Я покосился на нее. Внезапно навернулась шальная мысль, что такие вот вострухи порой могут представлять собой кладезь самой неожиданной информации.
— Нет уж, — небрежно возразил я, — покойники не предмет для беседы с такой симпатичной девушкой. Надеюсь, это не кто-то из ваших знакомых?
— Типун вам на язык, — сказала она со смешком. — Я его даже не знала. Какой-то несчастный из Москвы. У него вилла в нашем районе.
— Вилла? Стало быть, из богачей? И хоронили его из вашей захудалой лечебницы?
— Представьте себе, — подтвердила она задиристо, очевидно задетая неблагозвучным определением. — Его долго у нас продержали.

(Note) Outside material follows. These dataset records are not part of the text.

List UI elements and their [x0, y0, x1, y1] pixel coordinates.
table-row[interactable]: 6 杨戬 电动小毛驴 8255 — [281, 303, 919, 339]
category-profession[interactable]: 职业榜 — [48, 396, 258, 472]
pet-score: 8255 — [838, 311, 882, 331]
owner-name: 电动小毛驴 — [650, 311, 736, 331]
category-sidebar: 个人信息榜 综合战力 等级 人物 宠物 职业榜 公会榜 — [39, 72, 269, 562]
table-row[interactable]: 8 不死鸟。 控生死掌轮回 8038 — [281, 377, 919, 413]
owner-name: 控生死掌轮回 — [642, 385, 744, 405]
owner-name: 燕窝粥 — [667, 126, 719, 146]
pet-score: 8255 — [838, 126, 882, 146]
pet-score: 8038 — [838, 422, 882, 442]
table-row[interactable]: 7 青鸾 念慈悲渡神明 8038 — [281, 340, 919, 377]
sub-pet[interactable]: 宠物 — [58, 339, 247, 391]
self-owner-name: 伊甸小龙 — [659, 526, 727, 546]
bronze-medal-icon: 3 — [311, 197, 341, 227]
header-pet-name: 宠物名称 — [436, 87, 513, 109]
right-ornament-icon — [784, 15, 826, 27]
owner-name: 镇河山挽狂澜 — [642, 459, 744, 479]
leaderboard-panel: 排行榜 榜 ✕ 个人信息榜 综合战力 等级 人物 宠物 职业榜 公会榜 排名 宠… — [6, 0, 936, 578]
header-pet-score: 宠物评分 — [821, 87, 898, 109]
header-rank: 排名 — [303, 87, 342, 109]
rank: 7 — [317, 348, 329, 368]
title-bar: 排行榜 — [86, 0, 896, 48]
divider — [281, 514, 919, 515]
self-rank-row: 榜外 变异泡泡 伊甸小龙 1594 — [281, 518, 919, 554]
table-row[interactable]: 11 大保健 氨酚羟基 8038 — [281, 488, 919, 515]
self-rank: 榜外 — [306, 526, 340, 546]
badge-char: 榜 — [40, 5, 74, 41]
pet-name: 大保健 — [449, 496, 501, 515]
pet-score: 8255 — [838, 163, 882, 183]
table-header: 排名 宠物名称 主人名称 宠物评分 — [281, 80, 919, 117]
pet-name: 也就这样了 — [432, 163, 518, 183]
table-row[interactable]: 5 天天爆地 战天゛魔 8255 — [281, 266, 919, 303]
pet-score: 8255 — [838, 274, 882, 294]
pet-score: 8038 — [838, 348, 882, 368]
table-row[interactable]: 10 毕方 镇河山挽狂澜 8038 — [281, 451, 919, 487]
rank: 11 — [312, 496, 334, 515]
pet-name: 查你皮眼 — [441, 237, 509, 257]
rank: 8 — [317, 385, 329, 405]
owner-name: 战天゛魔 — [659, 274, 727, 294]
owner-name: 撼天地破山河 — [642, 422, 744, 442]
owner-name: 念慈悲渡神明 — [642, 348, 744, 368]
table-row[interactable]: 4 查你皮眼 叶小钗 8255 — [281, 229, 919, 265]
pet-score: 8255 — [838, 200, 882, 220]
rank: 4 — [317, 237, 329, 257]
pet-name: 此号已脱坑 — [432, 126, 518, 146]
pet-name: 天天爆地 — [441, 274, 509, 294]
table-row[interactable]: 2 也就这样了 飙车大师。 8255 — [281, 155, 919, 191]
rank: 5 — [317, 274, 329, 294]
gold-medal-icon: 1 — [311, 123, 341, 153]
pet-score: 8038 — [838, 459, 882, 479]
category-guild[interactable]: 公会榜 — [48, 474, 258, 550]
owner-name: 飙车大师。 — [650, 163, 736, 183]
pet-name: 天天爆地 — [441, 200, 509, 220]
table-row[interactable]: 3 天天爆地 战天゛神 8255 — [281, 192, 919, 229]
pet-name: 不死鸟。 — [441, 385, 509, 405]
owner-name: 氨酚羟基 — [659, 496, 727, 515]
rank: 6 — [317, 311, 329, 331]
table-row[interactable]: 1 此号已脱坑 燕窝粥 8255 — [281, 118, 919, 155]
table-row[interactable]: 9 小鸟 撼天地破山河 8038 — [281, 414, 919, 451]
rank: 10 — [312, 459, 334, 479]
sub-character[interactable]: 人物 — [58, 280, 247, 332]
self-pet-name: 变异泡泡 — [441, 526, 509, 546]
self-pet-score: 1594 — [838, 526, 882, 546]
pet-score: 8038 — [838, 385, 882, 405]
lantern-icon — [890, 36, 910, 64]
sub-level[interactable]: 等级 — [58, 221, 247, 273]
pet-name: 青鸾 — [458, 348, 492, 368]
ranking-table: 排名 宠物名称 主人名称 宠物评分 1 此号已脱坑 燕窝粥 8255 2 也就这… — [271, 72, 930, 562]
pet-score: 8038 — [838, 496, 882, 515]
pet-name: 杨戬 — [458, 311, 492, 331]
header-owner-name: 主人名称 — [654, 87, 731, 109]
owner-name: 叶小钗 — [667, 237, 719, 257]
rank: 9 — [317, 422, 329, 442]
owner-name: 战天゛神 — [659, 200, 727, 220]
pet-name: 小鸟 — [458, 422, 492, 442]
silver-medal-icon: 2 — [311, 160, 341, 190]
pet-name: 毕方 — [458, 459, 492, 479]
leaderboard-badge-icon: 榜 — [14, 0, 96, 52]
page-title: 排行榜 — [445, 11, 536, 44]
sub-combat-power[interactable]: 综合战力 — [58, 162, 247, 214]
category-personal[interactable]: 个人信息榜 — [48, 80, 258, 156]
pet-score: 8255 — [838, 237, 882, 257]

Я в замешательстве вскинулся и недоуменно крякнул. Что она болтает? Или мы говорим о разных объектах? Какая-то ерундистика получается, подумал я. Но девушка разгулялась: ей, казалось, польстило, что удалось чем-то пронять столичного газетчика, и она понесла уже совершеннейшую околесицу:
— Бывает же такое. Не повезло человеку с женой. Наверное, цаца, каких еще поискать. Представляете, целый месяц промурыжила с похоронами. Разве сегодня выбраться из-за границы проблема? А ее все никак не могли вытянуть. Дела, видите ли, важные. Какие могут быть важные дела, когда тут муж умер? Как вам это нравится: поместить мужние останки в мертвецкую, будто… будто в камеру хранения.